第24章 唐揚げ白書/シャルナーク/死ネタ日常
納得のいく理由を聞き出し 実に良くある茶番劇だと感想を持った。ありがちな感動実話もこの鉱山には至極お似合いだ。
「……新入りさんだそうですので二つおまけしておきますね」
「ああ?!俺ん時は一つだったぜ いくらこの兄ちゃんが二枚目だからって嬢ちゃんそりゃあ贔屓だろが」
「そんなんじゃないですよ。山を削るのは体力勝負なんですから若い方には特に頑張ってもらわないといけませんし」
男のヤジをさらっとかわし、娘は大釜の蓋を開ける。ふわっと舞う湯気の元、白米を豪快に盛り出した。
「あ、ご飯大盛り出来る?」
シャルナークの言葉にくるっと振り返る娘よりも先に 男が解説を挟んできた。
「兄ちゃん兄ちゃん ここじゃあ大盛りは当たり前でよ、あるのはオニ盛りかヤシャ盛りだ」
「どっちが多いの?」
「ヤシャ盛りに決まってんだろ」
「じゃあヤシャ盛りで」
「はい!わかりました」
男の言う決まっている、の意味は少しもわからないが オーダーを受けた娘は器用に弁当を完成させてゆく。
「500ジェニーです」
価格も実に良心的だった。今日はまだ作戦遂行の日ではないので大人しく金を払い ビニール袋に収まる弁当を手にその場を歩き出した。
「どうもありがとうございました!」
「兄ちゃんよ あまりの美味さにチビんじゃねーぞォ!」
「うん。気をつける」
うまい料理に舌鼓することはあってもちびるなど聞いた事がない。頭で冷静な答えを返した後、シャルナークは愛想笑いを残してその場を去った。
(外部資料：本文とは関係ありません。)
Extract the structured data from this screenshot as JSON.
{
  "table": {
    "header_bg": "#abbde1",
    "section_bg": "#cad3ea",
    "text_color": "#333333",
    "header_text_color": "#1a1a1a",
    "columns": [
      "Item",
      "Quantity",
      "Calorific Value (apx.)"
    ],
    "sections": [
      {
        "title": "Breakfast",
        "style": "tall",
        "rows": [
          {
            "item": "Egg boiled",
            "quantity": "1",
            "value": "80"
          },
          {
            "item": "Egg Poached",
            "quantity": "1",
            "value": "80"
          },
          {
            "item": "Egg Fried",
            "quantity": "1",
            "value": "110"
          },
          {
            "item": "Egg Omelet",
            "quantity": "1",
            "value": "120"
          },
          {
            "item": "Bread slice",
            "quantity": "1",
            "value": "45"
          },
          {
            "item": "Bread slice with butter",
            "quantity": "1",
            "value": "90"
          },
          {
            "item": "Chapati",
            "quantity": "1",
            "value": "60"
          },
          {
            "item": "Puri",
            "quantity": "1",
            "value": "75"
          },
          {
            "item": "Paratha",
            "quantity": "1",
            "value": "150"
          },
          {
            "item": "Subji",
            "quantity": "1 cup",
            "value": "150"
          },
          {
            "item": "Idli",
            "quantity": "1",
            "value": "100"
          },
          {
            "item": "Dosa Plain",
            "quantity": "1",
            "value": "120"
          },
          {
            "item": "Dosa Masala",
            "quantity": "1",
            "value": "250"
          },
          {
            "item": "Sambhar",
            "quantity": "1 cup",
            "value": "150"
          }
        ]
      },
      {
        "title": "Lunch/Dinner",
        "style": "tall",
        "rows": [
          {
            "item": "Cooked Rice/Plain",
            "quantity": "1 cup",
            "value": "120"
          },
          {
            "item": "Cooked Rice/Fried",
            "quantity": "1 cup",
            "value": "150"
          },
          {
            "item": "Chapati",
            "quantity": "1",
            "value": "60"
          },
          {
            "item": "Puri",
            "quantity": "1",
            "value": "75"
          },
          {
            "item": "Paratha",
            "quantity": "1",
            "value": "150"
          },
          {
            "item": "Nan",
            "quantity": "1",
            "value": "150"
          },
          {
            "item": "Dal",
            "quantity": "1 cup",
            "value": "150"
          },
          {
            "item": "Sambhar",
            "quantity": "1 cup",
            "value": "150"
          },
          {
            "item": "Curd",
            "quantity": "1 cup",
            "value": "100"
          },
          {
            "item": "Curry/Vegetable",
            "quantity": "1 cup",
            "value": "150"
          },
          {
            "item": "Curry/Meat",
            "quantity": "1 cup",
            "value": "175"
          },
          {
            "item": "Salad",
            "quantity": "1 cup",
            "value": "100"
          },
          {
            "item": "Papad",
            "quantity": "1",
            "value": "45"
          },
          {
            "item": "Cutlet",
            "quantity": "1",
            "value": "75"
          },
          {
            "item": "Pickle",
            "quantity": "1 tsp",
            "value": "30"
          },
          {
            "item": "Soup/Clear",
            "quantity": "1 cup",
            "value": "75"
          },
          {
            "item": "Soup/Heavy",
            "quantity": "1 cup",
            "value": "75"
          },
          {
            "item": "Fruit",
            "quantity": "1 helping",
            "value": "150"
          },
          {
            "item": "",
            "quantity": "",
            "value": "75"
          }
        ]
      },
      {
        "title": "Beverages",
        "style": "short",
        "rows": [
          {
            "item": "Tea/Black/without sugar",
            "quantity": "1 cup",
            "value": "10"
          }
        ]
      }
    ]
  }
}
シャルナークは元の場に素早く戻り岩肌に腰を下ろす、胡座の上に例の弁当を乗せた。
二人前は軽くありそうな重量のそれはほかほか暖かく、プラスチック容器の蓋が閉まらないくらいに白飯が詰まっていた。
早速蓋を開けてみる。見た目は想像通り、品の欠片もないその弁当はパンパンに盛られた飯と大粒の唐揚げだけで9割以上を占めていた。申し訳程度に 鮮度の良くなさそうな緑の野菜とふっくらした出し巻き卵が小さな隙間を埋め、ご飯には少しのごま塩がふられていた。
気温が低いせいもあるだろうか、テイクアウトにしては不自然なくらい 柔らかな湯気が踊っていた。